Pois bem, toda essa história me fez acordar cedo numa fria manhã de fevereiro. Devia estar uns dois graus, e a neblina tomava conta da paisagem. Tomei café no hotel e programei o GPS para me levar ao encontro da vinícola. Era um aparelho emprestado por um amigo, o que dificultou a operação por fata de intimidade. Na verdade eu e o equipamento nos demos bem mal. A distância não era longa, mas o caminho era complicado. Passar por dentro de cidades, cortar pequenas estradas, avançar por quilômetros de terra colhida sem nada por perto. Quando percebi estava perdido, e parei num café para colher informações. Como estava muito frio pedi um expresso. O mais forte da minha vida! Veio servido num fundo de xícara da Delta e quase tive que bater na traseira dela para o café descer. Senti o pó na boca, fiquei ligado demais a partir de então. O senhor do bar, um daqueles idosos que certamente herdou o estabelecimento de gerações, me explicou que eu estava longe e que não era fácil.

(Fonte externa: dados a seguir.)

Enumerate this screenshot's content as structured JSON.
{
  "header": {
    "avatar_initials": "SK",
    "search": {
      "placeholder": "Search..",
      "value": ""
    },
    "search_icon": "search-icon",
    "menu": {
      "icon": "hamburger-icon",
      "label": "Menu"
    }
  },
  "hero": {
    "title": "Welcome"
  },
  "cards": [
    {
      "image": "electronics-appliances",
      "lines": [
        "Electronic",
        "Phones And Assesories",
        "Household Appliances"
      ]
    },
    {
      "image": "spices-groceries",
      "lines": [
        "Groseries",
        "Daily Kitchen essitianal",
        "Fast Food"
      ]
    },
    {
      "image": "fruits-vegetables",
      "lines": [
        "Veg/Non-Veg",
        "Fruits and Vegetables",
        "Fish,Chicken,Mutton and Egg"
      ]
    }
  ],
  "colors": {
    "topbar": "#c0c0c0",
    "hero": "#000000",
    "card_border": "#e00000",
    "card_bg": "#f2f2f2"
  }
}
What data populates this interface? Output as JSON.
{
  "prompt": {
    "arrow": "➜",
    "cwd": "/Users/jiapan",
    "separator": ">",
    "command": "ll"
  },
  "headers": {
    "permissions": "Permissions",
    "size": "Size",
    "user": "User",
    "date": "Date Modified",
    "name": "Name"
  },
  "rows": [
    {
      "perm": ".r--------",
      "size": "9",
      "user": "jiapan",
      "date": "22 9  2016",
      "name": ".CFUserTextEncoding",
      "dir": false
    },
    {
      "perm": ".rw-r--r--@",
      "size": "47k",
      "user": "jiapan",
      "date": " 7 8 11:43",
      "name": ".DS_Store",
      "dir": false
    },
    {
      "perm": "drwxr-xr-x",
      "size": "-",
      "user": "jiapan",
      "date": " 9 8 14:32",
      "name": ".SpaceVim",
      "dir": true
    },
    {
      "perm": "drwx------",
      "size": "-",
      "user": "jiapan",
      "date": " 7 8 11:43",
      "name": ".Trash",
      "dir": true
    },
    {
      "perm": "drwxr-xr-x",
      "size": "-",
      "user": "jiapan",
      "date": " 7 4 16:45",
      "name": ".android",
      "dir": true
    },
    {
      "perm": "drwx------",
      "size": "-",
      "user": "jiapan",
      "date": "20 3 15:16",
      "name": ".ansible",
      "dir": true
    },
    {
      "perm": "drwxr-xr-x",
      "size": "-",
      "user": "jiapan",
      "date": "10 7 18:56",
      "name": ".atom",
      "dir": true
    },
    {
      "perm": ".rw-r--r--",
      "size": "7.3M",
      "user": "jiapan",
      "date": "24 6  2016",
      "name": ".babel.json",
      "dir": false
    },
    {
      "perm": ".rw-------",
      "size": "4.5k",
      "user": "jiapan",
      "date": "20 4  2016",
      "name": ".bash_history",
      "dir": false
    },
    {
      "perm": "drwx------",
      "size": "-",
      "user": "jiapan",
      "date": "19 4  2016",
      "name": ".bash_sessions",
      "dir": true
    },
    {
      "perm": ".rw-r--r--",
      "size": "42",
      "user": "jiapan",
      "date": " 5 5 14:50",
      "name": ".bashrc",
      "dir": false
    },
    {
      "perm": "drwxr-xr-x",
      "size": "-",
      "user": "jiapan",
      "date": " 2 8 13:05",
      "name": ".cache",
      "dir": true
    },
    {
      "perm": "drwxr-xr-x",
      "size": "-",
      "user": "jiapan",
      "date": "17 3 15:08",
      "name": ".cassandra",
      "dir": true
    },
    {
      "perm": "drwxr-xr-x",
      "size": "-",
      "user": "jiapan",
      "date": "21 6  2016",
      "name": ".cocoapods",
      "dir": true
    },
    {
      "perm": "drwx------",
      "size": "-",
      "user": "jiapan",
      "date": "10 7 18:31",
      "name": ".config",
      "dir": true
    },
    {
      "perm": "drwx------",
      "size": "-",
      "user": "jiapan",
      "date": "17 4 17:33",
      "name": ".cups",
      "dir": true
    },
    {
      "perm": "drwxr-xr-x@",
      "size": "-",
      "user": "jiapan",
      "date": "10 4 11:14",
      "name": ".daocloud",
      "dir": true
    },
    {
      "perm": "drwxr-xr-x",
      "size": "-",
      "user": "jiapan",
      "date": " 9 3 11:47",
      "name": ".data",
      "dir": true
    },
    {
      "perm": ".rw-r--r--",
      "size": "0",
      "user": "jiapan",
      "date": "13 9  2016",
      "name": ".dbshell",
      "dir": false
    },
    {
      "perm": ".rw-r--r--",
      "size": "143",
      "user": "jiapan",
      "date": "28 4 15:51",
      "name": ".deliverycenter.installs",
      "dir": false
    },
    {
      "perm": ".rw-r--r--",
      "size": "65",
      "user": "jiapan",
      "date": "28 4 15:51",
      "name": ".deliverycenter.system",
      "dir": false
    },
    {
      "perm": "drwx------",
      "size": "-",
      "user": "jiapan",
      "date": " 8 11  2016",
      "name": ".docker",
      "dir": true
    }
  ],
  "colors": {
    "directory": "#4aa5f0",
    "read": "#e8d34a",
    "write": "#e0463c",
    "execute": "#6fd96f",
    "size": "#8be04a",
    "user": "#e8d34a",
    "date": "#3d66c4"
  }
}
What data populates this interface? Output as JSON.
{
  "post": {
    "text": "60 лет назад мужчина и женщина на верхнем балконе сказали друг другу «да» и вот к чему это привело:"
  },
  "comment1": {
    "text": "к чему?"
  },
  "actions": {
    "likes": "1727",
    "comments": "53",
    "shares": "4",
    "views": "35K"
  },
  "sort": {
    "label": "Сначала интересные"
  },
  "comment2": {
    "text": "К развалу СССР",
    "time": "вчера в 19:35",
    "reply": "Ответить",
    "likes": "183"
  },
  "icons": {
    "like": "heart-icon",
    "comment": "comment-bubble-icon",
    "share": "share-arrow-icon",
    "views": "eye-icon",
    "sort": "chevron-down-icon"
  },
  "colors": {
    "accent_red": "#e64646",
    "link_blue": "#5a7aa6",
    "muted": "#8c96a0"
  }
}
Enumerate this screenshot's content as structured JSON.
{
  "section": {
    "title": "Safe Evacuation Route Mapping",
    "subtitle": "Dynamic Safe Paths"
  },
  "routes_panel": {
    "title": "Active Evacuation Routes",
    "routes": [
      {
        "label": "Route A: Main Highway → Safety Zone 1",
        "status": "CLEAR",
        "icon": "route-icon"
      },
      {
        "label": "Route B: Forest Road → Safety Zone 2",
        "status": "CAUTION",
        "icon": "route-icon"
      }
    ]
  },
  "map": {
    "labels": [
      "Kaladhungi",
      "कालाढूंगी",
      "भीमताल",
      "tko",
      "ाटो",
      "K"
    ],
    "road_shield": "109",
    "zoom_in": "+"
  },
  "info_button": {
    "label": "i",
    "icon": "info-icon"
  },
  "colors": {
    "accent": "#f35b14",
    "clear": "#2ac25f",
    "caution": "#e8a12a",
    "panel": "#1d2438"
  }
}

Precisei de mais uns trinta minutos para chegar ao local da entrada. Parei num posto de gasolina para entender melhor a localização de meu destino e passei a entender porque estava tão difícil. A estrada para a vinícola começava rigorosamente atrás do estabelecimento. Era necessário atravessar o posto para pegar a rota necessária. Nunca que eu adivinharia isso, e tampouco o GPS mostrava com clareza. Apressado, tomei a estrada de chão batido em velocidade pouco aconselhável. E cheguei à fazenda. Uma maravilha, uma bela propriedade, mas lá se ia cerca de uma hora de atraso.

Quando fui anunciado esperei alguns instantes numa sala de provas e venda de vinhos. Um local aconchegante e bem semelhante à parte expressiva dos espaços que as vinícolas constroem para tais instantes. Foi quando um jovem adentrou a sala. Logo o reconheci, ele e um dos proprietários da casa eram tratados na revista de bordo da TAP como as grandes promessas da enologia portuguesa daquela região. Salvo engano de minha parte, Pedro Pinhão era o seu nome. Extremamente gripado, e um pouco queixoso do atraso, deixou claro que as duas questões geravam certa resistência a voltas longas pela propriedade. A despeito de um mínimo mal estar, entendi perfeitamente suas razões. E então ele sugeriu que conversássemos um pouco sobre vinhos, antes de provarmos alguns rótulos muito bem produzidos pela casa. Foi Pedro quem me deu as dicas de vinhos verdes que já postei no Misturinhas, e de lá levei algumas garrafas de tintos para um maravilhoso jantar em Lisboa. A conversa foi breve, devo ter ficado por lá uns 40 minutos. O que mais me impressionou, daquilo que provei e comprei, foi o Quinta da Lagoalva de Cima Syrah (uva que tem se dado muito bem nas regiões associadas ao Tejo) e Touriga Nacional. Uma bela combinação! Perder-me em Portugal, no entanto, custou uma visita mais detalhada, a despeito do estado de saúde de meu anfitrião e de seu profundo e simpático conhecimento que renderam ótimas informações.

Lagoalva

Ao sair da vinícola resolvi verificar, pois estava com tempo, o que o GPS me oferecia como “Pontos de Interesse”. Seria importante conhecer algo próximo. E a atração mais perto era exatamente: a Quinta da Lagoalva de Cima! Como poderia esperar que ela existisse na memória do aparelho? Se tivesse investido sobre tal detalhe teria chegado diretamente onde precisava, e na hora! Paciência. Ao menos conheci superficialmente uma bela casa, comprei um belo vinho e recebi uma bela explicação sobre vinhos verdes e acerca dos desafios do Ribatejo. Ops: DO TEJO!